Investors Continue Misguided Selloff of Gold Despite Coming Inflation
Monday saw a drop in gold prices as investors look to the Federal Reserve to raise interest rates next week. The misguided selloff comes despite almost certain future inflation levels, and many traders are likely to backtrack their bets in the coming months.
Higher interest rates will add to inflationary pressures. Leveraged businesses will find servicing their existing debt more expensive and will inevitably pass the cost on to consumers in the form of higher prices. Consumer price increases are detrimental to economic growth and job creation, which will put pressure on the Fed to keep rates low.
Optimism about increased consumer spending also seems to ignore the recent OPEC agreement to cut production.

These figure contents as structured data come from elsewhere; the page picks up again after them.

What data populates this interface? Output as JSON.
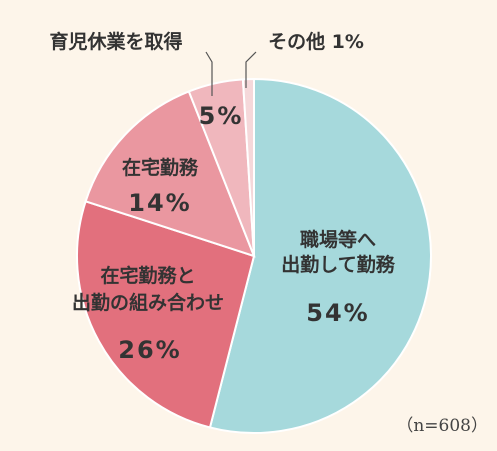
{
  "chart_data": {
    "type": "pie",
    "n_label": "（n=608）",
    "start": "12 o'clock",
    "direction": "clockwise",
    "slices": [
      {
        "name_lines": [
          "職場等へ",
          "出勤して勤務"
        ],
        "value": 54,
        "value_label": "54%",
        "color": "#a6d9dc"
      },
      {
        "name_lines": [
          "在宅勤務と",
          "出勤の組み合わせ"
        ],
        "value": 26,
        "value_label": "26%",
        "color": "#e2707d"
      },
      {
        "name_lines": [
          "在宅勤務"
        ],
        "value": 14,
        "value_label": "14%",
        "color": "#ea97a0"
      },
      {
        "name_lines": [
          "育児休業を取得"
        ],
        "value": 5,
        "value_label": "5%",
        "color": "#f0b7bd"
      },
      {
        "name_lines": [
          "その他 1%"
        ],
        "value": 1,
        "value_label": "",
        "color": "#f5d8da"
      }
    ]
  }
}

Less oil supply will drive up the price of almost every consumer good, given that it’s used to make everything from plastic goods to the fuel for vehicles driving to the store to purchase products. Even with record online sells, higher fuel and manufacturing costs will be passed to consumers via delivery services like FedEx.
Some investors are looking to a Trump-induced stimulus via tax cuts to stimulate consumer spending, but those are still hypothetical. Even if the tax cuts happen, we’re likely to see little increase in consumer spending due to higher prices. There won’t be enough spending to offset the loss of government revenue resulting from a tax cut. Less government revenue will widen the spending deficit and increase the national debt while higher interest rates will make servicing that debt impossible.
Even when the Fed hikes rates this month, it will likely be a quarter point, which won’t help stamp down inflation. More likely, the Fed is already behind the curve and will need to catch up with a meaningful rate hike that will be impossible without imploding the markets. Inflation will continue to devalue the dollar and those buying gold and silver to protect their wealth will be ahead of the game.